One thing about smaller studios is that you need space in order to be flexible for changing situations. One day, it's just a desk, speakers, a mini keyboard... you know - the image used in every ad for a home musician. Another problem is that you have to live with choices made in the past. I'm not an acoustic engineer and some bad advice about studio dimensions in the past resulted in standing waves and flutter. Compensating for it was lot of work and I needed to remedy it.

I got an offer from a friend for a large space in a brand-new building. It was perfectly timed because the future of the building where I'd been was in doubt and the contract was up for renewal. There was enough space in the new location for multiple studios, a workshop, storage for studio-equipment, a place to keep the live-gear between shows, a prime spot for the mandatory espresso machine and space to chill out between production sessions. No matter how well you plan, an unknown factor-X will always come into play.

Planning and packing started in 2019, with the main build scheduled to start in early 2020. Now, if you happened to have been on planet Earth in 2020/21, specifically Europe, you'll know how much lockdowns and restrictions slowed things down. The build slowed to a grinding halt. It was incredibly frustrating trying to schedule anything because each job needed company 1 to complete their work, company 2 to do their part and then company 1 to come back to finish. It took a long time but it got there in the end. My job was to design the layout, provide plans, coordinate who had to do what and when, make sure all the materials were on site when needed, fret a lot, shop for everything and take care of the interior design.

I made sure to support a lot of local businesses in this. The people who contributed their part of the build did an exceptional job. Every one. The carpenters, wood builders, electricians, painters and other tradesmen all brought admirable skill and expertise. I also have to thank the suppliers, who were all hurting in some way or other during lockdown, because they still made sure that the building materials made it to me.

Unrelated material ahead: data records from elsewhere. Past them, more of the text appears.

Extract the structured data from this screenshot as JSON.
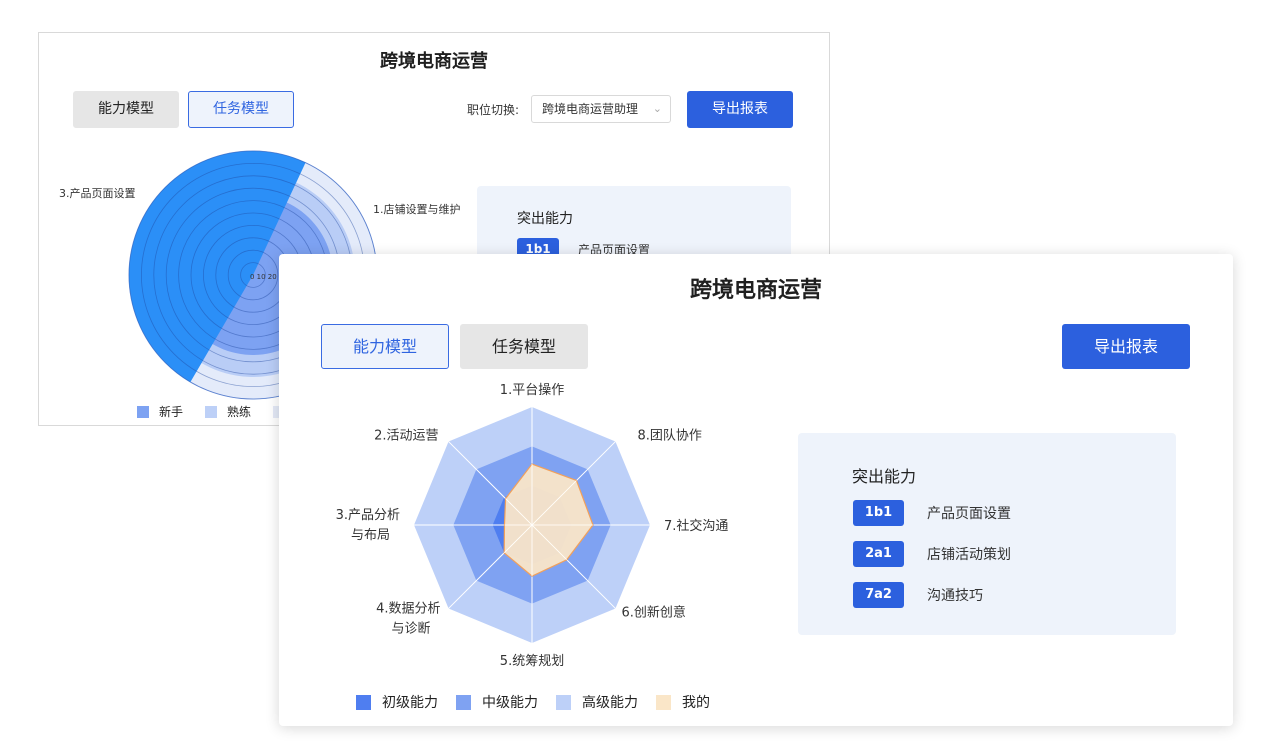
{
  "back_card": {
    "title": "跨境电商运营",
    "tabs": [
      {
        "label": "能力模型",
        "state": "inactive"
      },
      {
        "label": "任务模型",
        "state": "active"
      }
    ],
    "position_label": "职位切换:",
    "position_value": "跨境电商运营助理",
    "export_label": "导出报表",
    "chart_labels": {
      "top_left": "3.产品页面设置",
      "top_right": "1.店铺设置与维护",
      "center_ticks": "0 10 20"
    },
    "panel": {
      "heading": "突出能力",
      "items": [
        {
          "code": "1b1",
          "text": "产品页面设置"
        }
      ]
    },
    "legend": [
      {
        "label": "新手",
        "color": "#7da2f2"
      },
      {
        "label": "熟练",
        "color": "#bdd0f7"
      },
      {
        "label": "",
        "color": "#e3e9f7"
      }
    ]
  },
  "front_card": {
    "title": "跨境电商运营",
    "tabs": [
      {
        "label": "能力模型",
        "state": "active"
      },
      {
        "label": "任务模型",
        "state": "inactive"
      }
    ],
    "export_label": "导出报表",
    "panel": {
      "heading": "突出能力",
      "items": [
        {
          "code": "1b1",
          "text": "产品页面设置"
        },
        {
          "code": "2a1",
          "text": "店铺活动策划"
        },
        {
          "code": "7a2",
          "text": "沟通技巧"
        }
      ]
    },
    "legend": [
      {
        "label": "初级能力",
        "color": "#4f7ef0"
      },
      {
        "label": "中级能力",
        "color": "#7fa2f2"
      },
      {
        "label": "高级能力",
        "color": "#bdd0f8"
      },
      {
        "label": "我的",
        "color": "#fae6c8"
      }
    ]
  },
  "chart_data": [
    {
      "type": "radar",
      "indicators": [
        "1.平台操作",
        "8.团队协作",
        "7.社交沟通",
        "6.创新创意",
        "5.统筹规划",
        "4.数据分析与诊断",
        "3.产品分析与布局",
        "2.活动运营"
      ],
      "max": 3,
      "series": [
        {
          "name": "初级能力",
          "values": [
            1,
            1,
            1,
            1,
            1,
            1,
            1,
            1
          ],
          "color": "#4f7ef0"
        },
        {
          "name": "中级能力",
          "values": [
            2,
            2,
            2,
            2,
            2,
            2,
            2,
            2
          ],
          "color": "#7fa2f2"
        },
        {
          "name": "高级能力",
          "values": [
            3,
            3,
            3,
            3,
            3,
            3,
            3,
            3
          ],
          "color": "#bdd0f8"
        },
        {
          "name": "我的",
          "values": [
            1.55,
            1.6,
            1.55,
            1.25,
            1.3,
            1.0,
            0.7,
            0.95
          ],
          "color": "#fae6c8"
        }
      ]
    }
  ]
}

The main studio got a new floor-to-ceiling acoustic treatment, designed by my friend Michael, who's one of Germany's finest studio designers. We spent many hours in a cafe, discussing acoustic engineering concepts of the past and present, not to mention style ideas, over copious cups of coffee. We pored over old catalogues and photos of studio designs, produced by major broadcasting companies between the 30s and 50s. We incorporated many ideas, thanks to modern materials, and give it an early modernist design. Form and function. I also got a lot of advice from other studio folk, who do most of the work themselves and produce amazing results. Knowledgeable advice and a lot of research are invaluable.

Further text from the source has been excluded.